Gen. Hawley’s statistical staff has figured out from its African and Italian experiences, just how many of what kind of patients invasion doctors may expect and what the hazards of their injuries are. They have learned that high explosives – bombs, shells, mines and mortar – cause 82% of all wounds, small arms only 18%, and that the soldier is most apt to be hit in the arms or legs. They know, too, that 15% of all combat casualties receive abdominal, pelvic and chest wounds and that these are the cases which must be most quickly attended. In the last war, the AEF mortality rate from abdominal and pelvic wounds was 43%. During three months of hard fighting in Africa last year, the U.S. Army Medical Corps managed to hold the rate to 21%. With his mobile, forward-zone field hospitals, Gen. Hawley hopes to reduce this percentage even further. On the second front, soldiers with serious abdominal and chest wounds will reach the operating tables of these field hospitals a scant two or three hours after they are hit.
Without the strictest adherence to military precisions and what the Army calls SOP (Standard Operational Procedure), Gen. Hawley’s complex organization could never work. Except in big hospitals, a patient may never be attended by the same doctor twice. The nurse who puts on a bandage may be 50 miles away when it is taken off. To ensure that the treatment of any type of injury or illness “be continuous and conform to one plan rather than altered with each change of medical officers.” Hawley and his staff compiled a Manual of Therapy which standardizes every medical treatment and surgical operation down to the kinds of anesthetics to be given, the exact amount of drugs, types of bandages, kinds of stitches, sixes of shrapnel to be removed.
The manual recommends surgical techniques which a few years ago were considered revolutionary. Proof that these practices are correct is provided by corps of experts in toxicology, pathology, bacteriology, serology, parasitology and entomology. They deal with problems too complicated for average hospital laboratories, hunting down every evidence of unusual diseases, rare germs, worms, bugs. They are the Army’s insurance against outbreaks of food-poisoning or amebic dysentery, typhoid, dozens of other epidemics.

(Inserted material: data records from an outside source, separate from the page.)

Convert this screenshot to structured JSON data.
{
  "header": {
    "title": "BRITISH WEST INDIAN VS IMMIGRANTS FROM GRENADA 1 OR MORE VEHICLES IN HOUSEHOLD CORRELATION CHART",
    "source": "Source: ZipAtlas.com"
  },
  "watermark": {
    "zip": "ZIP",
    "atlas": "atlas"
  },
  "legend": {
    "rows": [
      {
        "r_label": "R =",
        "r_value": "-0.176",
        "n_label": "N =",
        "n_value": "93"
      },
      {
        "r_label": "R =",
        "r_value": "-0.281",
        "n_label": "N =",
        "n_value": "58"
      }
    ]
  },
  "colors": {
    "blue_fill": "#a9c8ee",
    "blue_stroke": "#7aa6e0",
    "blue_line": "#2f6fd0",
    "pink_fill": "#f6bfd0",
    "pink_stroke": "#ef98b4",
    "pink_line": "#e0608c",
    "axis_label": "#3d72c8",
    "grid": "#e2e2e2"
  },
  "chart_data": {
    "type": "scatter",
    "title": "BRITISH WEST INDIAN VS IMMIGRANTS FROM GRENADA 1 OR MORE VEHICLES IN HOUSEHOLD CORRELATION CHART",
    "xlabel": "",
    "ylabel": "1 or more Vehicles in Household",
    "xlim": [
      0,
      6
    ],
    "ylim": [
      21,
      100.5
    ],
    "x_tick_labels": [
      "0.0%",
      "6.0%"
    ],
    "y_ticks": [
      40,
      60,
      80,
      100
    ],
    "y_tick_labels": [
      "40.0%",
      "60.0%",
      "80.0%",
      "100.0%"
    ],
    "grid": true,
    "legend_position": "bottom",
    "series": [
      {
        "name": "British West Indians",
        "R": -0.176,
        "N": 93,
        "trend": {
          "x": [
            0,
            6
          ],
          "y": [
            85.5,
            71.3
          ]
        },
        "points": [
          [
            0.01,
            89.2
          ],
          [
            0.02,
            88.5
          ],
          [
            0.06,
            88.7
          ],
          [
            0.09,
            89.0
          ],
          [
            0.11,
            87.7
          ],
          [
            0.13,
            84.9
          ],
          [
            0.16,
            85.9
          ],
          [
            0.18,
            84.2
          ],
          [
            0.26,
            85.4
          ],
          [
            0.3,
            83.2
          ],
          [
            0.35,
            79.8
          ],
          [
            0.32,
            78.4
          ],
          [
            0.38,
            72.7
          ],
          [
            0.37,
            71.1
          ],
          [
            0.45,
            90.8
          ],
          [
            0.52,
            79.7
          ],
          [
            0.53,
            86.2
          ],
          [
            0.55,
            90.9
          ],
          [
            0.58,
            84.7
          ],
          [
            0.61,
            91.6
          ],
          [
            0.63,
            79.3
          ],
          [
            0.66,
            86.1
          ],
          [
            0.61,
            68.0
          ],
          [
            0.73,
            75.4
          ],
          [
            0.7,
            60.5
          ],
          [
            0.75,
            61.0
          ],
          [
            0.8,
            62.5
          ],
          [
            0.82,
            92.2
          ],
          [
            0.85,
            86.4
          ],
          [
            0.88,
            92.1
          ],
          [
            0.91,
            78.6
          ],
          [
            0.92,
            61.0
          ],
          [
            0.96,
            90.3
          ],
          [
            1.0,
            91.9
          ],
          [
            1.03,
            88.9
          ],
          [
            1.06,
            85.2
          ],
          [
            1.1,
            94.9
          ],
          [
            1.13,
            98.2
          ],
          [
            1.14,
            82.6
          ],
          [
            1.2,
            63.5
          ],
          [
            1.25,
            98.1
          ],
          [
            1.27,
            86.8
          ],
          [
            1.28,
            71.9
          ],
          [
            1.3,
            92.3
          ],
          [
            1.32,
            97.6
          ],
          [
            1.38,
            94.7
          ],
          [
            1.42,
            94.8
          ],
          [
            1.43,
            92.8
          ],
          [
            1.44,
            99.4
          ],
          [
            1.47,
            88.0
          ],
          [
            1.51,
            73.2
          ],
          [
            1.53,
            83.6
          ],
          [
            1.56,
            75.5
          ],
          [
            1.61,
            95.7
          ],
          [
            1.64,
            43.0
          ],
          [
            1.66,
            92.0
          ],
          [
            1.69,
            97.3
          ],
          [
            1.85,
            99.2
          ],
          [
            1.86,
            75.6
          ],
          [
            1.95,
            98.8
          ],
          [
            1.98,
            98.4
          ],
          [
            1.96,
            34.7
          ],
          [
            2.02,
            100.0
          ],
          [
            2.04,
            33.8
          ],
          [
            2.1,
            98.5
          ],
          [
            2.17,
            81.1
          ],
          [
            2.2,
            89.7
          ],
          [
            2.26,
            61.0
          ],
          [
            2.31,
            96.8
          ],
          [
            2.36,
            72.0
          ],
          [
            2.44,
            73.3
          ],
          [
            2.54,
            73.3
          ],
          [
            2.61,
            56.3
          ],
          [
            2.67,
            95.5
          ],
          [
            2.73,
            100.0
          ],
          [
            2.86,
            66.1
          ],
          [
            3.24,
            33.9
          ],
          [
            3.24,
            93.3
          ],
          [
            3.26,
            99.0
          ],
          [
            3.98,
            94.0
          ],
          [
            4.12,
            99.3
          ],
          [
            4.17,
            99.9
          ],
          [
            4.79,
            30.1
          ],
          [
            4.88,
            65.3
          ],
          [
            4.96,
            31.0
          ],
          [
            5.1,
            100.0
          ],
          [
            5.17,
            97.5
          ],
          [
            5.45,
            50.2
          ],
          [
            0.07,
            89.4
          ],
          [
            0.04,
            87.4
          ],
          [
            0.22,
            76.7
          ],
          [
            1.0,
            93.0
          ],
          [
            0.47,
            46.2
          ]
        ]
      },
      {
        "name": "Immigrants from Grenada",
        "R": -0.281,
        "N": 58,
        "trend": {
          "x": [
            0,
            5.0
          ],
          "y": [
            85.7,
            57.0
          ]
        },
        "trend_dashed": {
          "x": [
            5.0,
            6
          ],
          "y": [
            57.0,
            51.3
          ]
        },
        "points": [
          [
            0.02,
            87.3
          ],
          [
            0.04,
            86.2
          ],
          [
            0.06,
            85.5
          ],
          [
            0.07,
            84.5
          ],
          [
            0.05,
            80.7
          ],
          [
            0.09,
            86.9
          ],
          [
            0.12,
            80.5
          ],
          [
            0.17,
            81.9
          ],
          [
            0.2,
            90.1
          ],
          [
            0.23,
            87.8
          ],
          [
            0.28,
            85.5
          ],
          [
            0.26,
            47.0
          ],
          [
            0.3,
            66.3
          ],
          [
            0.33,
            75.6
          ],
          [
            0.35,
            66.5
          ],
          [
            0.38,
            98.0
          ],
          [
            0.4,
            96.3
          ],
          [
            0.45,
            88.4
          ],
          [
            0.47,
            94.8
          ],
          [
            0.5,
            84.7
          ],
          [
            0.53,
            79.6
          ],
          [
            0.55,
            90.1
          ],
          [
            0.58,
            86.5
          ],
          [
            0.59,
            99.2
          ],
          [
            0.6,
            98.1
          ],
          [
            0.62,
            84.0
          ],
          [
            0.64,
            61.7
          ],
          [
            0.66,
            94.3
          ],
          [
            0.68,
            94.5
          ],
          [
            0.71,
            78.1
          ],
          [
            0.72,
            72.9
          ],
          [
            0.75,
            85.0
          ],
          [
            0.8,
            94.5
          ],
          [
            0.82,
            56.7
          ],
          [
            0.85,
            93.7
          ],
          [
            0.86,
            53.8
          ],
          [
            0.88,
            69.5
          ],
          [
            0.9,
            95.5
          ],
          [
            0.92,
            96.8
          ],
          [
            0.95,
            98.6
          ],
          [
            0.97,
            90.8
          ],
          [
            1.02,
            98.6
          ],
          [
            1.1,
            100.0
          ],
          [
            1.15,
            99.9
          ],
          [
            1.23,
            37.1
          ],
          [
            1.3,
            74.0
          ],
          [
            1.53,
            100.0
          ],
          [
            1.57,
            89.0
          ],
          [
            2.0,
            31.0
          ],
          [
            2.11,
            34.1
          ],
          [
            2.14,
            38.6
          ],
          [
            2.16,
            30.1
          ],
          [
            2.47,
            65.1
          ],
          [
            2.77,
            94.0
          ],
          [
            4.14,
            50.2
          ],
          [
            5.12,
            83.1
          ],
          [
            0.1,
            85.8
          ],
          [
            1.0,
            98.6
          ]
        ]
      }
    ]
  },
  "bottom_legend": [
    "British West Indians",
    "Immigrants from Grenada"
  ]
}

Some of Gen. Hawley’s specialists are searching for the cause of otitis, an inflammation of the ear which grounds a high percentage of fliers and sometimes makes them deaf. Another expert is studying the behavior of typhus virus, imported from Naples. Typhus has been reported in eastern Germany and Gen. Hawley wants all possible answers on how to treat it and the other diseases which may develop in starved, overcrowded Europe.
Just before D-Day, Gen. Hawley said of this great medical machine which he has spent two years in perfecting:
It’s like a beautiful ship, ready on the ways for launching. Let’s hope it doesn’t go aground or capsize.
As D-Day came and went and the wounded eddied quickly back from the first invasion wave to beachhead battalion aid stations and to floating hospitals completely equipped with clamped-down operating tables, it was apparent that Gen. Hawley’s “beautiful ship” was doing a beautiful job indeed on its crucial first run.